Während sie mit Harper die Wendeltreppe hinunterging, sah Harry zu Dumbledores Porträt hin.

"Hat Professor McGonagall sie gefeuert?", fragte Harry geradeheraus.

Dumbledore lächelte.

"Also, ein Diplomat wird jedenfalls nie aus dir werden, Harry. Nein, Hekate Harper hat selbst um ihre Entlassung gebeten."

"Wieso?"

"Lass es mich mal so sagen – ich glaube, sie überdenkt gerade ihre Philosophie."

"Sie meinen, sie hat kapiert, dass sie sich nicht weiter überall hindurchschlängeln kann?"

"So hätte ich es nicht ausgedrückt. Und ich denke, du wirst ihr damit auch nicht ganz gerecht. Glaubst du wirklich, es gibt irgendeinen von euch, der unverändert aus Voldemorts Festung entkommen ist? Hekate hat ihr Leben mit Büchern und Waffen verbracht. Vielleicht hat sie in den letzten Tagen erkannt, dass das, was uns wirklich bezwingt, im Allgemeinen ohne Waffen an unsere Tür klopft? Und dass uns Waffen davor auch nicht beschützen können."

Harry dachte darüber nach, kam aber zu dem Schluss, dass das eine ziemlich kryptische Bemerkung war. Außerdem schwirrten ihm ungefähr hundert andere Dinge durch den Kopf, die er nur zu gern mit Dumbledore besprochen hätte. Aber in diesem Moment kehrte Professor McGonagall zurück und setzte sich wieder an den Schreibtisch, der in Harrys Augen immer Dumbledores Schreibtisch sein würde.

"Harry. Keine Sorge, es geht nicht um weitere Fragen und Berichte", sagte sie und sah ihn freundlich an. "Nein, es geht um etwas viel Erfreulicheres. Genau gesagt: um Quidditch."

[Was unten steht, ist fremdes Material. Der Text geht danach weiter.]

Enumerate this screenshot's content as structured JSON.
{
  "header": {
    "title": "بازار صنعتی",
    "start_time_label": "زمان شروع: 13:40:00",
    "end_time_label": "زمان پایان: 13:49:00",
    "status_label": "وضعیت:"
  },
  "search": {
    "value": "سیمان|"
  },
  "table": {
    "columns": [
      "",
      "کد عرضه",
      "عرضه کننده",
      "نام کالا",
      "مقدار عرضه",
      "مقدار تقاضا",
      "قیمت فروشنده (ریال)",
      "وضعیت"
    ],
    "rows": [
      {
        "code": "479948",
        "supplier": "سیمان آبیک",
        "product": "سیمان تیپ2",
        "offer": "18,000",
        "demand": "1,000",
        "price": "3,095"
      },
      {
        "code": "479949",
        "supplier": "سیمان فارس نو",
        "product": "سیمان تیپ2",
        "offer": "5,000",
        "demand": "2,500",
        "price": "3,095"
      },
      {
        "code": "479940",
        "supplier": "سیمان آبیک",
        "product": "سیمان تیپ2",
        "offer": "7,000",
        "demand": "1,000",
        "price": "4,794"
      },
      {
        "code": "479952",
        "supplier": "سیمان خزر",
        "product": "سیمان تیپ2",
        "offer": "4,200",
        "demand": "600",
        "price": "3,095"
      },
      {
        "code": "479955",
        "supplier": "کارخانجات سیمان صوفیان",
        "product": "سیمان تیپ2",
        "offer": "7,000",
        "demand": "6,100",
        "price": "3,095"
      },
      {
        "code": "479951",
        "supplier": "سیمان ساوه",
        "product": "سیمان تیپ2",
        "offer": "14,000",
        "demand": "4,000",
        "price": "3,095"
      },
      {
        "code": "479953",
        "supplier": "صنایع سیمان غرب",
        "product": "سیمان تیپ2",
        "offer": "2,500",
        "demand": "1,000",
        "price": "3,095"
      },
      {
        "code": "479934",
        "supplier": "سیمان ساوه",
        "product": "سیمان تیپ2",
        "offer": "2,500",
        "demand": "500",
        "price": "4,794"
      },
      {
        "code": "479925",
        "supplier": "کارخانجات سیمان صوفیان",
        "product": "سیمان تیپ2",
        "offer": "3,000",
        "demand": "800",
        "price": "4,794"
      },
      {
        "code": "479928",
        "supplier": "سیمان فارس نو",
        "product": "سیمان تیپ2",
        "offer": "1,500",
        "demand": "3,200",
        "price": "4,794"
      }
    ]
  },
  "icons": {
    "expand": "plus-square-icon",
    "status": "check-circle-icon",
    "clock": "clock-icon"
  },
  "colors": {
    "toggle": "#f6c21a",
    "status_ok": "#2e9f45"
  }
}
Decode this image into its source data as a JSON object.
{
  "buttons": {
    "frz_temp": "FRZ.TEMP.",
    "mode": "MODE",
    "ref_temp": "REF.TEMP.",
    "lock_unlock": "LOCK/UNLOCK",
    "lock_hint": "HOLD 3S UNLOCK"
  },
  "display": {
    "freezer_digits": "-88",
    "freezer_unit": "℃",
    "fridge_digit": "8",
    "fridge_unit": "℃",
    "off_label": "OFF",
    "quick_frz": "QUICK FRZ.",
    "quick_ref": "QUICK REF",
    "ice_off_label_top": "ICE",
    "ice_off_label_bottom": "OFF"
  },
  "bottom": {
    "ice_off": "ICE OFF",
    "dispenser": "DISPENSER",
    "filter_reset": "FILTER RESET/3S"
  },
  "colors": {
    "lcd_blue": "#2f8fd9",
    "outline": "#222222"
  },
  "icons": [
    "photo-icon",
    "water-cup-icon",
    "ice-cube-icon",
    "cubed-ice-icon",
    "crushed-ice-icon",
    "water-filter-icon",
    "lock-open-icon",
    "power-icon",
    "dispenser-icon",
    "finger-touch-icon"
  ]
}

Harry sah erstaunt auf. Quidditch?

"Sie wundern sich? Ich möchte, dass wir den Festtag, den wir am Sonntag feiern wollen, unter anderem mit einem Freundschaftsspiel begehen. Das wird dann auch der Auftakt zur neuen Quidditch-Saison sein. Und wir starten mit einem Spiel Gryffindor gegen Slytherin!"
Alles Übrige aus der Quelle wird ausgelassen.